I note that there were other reports on file from Dr. Prutis,Footnote 5 but they were all dated well after the MQP, and the General Division therefore had reason to assign them lesser weight.

[11] Otherwise, the General Division analyzed the Applicant’s medical problems—first and foremost back pain—and how they affected his capacity to regularly pursue substantially gainful employment as of December 31, 2006. In doing so, the General Division found that the Applicant did not become severely disabled until his 2009 warehouse injury.
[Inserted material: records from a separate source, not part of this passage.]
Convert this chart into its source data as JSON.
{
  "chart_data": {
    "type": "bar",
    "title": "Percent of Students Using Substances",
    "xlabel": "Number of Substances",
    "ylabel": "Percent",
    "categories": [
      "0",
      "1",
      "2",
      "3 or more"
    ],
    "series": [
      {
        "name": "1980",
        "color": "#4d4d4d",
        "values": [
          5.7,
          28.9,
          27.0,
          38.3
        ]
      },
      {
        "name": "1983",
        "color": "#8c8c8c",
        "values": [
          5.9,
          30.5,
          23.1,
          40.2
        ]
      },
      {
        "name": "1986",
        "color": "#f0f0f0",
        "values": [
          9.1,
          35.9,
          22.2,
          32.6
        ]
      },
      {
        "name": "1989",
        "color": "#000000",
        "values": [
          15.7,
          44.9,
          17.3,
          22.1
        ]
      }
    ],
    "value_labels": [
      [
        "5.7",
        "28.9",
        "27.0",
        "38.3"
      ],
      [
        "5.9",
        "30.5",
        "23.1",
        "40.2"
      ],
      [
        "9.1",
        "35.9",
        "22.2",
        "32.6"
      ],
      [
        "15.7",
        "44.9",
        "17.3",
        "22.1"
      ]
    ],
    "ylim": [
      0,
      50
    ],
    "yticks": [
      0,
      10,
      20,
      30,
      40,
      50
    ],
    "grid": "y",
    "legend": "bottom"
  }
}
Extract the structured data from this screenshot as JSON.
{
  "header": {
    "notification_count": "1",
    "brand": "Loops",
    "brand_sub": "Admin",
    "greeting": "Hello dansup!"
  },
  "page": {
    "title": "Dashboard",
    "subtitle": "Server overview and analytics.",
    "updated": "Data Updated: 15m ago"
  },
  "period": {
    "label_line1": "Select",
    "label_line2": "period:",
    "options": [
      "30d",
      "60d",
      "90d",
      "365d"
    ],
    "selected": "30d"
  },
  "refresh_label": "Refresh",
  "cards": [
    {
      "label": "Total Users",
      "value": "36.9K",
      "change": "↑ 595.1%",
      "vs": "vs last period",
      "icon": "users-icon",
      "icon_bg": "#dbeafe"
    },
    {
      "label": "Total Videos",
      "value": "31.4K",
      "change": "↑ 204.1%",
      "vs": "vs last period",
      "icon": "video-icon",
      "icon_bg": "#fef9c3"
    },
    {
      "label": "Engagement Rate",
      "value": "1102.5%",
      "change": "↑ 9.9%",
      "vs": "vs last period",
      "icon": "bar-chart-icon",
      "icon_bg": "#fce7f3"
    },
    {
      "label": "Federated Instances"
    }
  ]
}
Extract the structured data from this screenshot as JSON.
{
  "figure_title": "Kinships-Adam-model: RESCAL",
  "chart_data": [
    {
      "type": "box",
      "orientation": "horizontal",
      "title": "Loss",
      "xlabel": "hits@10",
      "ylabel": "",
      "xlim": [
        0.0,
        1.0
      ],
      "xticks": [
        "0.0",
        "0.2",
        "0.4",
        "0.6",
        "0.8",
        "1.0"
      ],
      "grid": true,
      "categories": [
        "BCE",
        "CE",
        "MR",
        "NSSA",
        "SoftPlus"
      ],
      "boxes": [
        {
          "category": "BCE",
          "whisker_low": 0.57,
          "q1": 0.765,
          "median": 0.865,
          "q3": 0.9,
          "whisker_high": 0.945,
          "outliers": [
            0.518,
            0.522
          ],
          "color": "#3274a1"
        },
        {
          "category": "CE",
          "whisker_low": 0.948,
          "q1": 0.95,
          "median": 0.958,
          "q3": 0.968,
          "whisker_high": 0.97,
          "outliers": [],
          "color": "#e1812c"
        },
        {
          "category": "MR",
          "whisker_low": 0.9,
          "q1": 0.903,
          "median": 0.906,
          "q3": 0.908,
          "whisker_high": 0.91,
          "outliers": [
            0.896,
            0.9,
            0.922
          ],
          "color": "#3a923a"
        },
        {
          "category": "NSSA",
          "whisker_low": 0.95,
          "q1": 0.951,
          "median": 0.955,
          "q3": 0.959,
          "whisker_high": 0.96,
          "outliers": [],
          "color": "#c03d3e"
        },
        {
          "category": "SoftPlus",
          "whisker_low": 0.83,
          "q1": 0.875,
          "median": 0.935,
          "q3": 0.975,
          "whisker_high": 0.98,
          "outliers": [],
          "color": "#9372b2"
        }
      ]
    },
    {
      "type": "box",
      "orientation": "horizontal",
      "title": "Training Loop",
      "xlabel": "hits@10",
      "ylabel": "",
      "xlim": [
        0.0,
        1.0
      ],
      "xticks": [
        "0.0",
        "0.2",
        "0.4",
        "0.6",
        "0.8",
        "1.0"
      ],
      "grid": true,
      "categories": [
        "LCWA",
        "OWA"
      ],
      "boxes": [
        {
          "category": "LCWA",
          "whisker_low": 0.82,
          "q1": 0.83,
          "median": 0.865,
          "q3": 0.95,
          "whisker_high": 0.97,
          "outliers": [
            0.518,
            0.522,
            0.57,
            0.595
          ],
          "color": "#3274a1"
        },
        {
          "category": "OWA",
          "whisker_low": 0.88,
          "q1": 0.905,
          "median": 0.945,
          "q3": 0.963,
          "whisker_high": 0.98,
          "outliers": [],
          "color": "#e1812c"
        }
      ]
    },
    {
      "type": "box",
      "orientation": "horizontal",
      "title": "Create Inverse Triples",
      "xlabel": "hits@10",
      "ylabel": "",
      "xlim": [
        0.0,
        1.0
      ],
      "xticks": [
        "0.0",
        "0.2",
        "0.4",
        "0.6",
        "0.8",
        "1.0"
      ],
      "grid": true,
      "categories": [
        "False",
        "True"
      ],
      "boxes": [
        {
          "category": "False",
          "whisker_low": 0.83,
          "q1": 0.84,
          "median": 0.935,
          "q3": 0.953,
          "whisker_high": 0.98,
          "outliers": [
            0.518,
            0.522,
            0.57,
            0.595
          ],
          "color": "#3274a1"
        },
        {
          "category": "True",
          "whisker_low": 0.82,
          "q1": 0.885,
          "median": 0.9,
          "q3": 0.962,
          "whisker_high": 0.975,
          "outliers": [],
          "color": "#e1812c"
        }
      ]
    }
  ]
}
It also found that, in repeatedly returning to physically demanding warehouse jobs, the Applicant had not fulfilled his obligation to seek alternative work that was suited to his limitation. I see no indication that the General Division erred in law or inadequately consider any significant component of the evidence before it.

Conclusion

[12] Since the Applicant has not identified any grounds of appeal that would have a reasonable chance of success on appeal, the application for leave to appeal is refused.